Supporting Immigrants in ELL (English Language Learning),siegel,78835,12.html/1

I ride the subway from Brooklyn to Manhattan everyday. I see people, and hear languages from every corner of the world, reminding me that I live in New York City – the American heart of immigration, historically and today. Immigration is a hot topic on news media, within the Presidential debates and also for the City’s Education Department at the moment. I often overhear fellow citizens balking at immigrants who do not speak adequate English or integrate into American society. I have not seen much introspect as to how we are receiving immigrant youth, what are we doing to make sure that the immigrant population is being integrated? Perhaps, as Jessica Siegel wrote in her article the Village Voice, ‘Finding a High School for an Immigrant Child is Harder than you think.” As tax cuts are occurring and schools are becoming smaller, and already overcrowded in New York City one of the first programs to be cut – or never even commenced – are the ESOL (English as a Second or Other Language) programs.
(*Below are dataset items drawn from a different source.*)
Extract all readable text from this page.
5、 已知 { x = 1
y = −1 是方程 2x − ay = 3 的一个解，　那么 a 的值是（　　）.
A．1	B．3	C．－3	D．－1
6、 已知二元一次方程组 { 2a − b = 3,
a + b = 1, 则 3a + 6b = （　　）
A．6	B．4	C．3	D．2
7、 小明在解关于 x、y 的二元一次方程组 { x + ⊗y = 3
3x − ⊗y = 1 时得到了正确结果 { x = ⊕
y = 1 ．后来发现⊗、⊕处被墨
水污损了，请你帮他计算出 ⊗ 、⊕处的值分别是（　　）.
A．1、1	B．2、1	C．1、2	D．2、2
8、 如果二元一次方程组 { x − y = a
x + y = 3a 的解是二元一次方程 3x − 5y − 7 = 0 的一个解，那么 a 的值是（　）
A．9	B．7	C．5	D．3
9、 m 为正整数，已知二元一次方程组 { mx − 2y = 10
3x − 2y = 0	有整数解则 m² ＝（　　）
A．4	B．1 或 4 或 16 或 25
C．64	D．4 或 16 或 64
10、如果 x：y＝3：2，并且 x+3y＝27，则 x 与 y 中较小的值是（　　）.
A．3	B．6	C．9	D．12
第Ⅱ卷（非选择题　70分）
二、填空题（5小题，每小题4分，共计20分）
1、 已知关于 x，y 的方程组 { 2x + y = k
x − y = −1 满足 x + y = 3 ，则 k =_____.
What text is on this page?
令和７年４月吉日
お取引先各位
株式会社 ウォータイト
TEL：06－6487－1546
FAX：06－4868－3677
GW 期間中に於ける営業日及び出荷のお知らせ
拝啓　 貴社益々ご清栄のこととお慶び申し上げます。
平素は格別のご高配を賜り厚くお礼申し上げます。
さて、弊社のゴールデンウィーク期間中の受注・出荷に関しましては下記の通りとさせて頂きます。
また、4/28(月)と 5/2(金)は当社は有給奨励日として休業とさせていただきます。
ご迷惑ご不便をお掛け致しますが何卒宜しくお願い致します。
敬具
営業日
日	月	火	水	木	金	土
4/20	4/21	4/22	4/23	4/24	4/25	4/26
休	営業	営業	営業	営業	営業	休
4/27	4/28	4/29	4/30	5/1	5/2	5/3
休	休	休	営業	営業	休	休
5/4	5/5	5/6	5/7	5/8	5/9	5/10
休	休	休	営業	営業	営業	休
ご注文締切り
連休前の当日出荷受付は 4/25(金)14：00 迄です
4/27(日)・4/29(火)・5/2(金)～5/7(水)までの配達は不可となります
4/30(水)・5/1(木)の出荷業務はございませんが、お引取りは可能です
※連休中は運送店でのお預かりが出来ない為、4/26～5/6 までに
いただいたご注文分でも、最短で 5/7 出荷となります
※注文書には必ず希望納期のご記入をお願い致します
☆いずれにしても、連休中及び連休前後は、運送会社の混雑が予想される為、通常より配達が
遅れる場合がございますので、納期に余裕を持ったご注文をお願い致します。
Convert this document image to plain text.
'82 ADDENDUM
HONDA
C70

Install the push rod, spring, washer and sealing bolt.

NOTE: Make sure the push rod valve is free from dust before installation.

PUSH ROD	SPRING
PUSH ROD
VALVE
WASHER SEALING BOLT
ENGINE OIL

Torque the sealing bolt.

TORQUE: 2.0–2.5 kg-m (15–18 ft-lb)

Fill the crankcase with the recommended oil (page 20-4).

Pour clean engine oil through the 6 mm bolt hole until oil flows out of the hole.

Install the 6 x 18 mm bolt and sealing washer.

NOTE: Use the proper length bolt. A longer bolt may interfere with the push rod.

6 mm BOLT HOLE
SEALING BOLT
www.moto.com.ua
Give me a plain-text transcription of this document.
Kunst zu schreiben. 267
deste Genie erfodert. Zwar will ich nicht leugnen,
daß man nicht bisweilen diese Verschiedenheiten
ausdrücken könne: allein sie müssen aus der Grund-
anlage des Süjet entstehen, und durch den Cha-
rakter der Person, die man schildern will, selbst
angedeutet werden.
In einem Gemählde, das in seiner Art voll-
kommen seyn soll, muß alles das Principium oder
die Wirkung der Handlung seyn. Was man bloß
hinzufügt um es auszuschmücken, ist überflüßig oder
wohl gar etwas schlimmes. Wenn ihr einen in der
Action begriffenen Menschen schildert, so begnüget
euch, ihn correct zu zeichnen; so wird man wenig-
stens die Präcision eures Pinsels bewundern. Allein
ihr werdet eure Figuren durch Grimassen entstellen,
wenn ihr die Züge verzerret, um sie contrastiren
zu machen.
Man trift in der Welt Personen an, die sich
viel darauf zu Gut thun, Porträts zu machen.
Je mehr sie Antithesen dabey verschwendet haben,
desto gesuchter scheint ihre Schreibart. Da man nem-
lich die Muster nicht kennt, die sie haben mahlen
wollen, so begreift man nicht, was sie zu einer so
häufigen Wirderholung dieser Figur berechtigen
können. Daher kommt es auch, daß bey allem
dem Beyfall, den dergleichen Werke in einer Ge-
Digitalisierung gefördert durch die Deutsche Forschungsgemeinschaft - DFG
In her article Siegel tells the account of a 16 year-old boy, Ralph Antony who arrived from Haiti in August, joining his extended family in Brooklyn. He and his family were sent on a frustrating journey through five different schools and relentless bureaucratic systems before finding a Public high school that would take him. Either the schools were too crowded, did not have the right programs or found that the student’s English proficiency was not enough. Mayer Bloomburg’s educational restructuring, of the newer smaller schools that were part of his plan, less than 5% include an ELL (English Language Learners) program. Law demands that Public schools include ELL, and in March 2006 a Citywide Council on High schools, a parent group, filed a Civil Rights suit, accusing the Department of Education of discriminating against ELLs and special education. While the group is awaiting some resolution on the case, we find our recently immigrated Ralph Antony being inefficiently handled at one of the 14 public school enrollment centers. According to the account, the staff were unable to provide the services required for an easy registration and enrollment process. Worse than that, the Department of Education is not monitoring which schools have active ELL classes, and those that do not. Many of the new, smaller schools are going off the idea that they must first take a few years to get established before initiating the programs. This illustrates that ELL support is not a priority in the New York School system – So, who is to blame that immigrants are not integrating? So often in Education we easily point our fingers at the students, saying ‘they are not succeeding’ but, how often do we point our fingers at the system, saying ‘we are not providing?’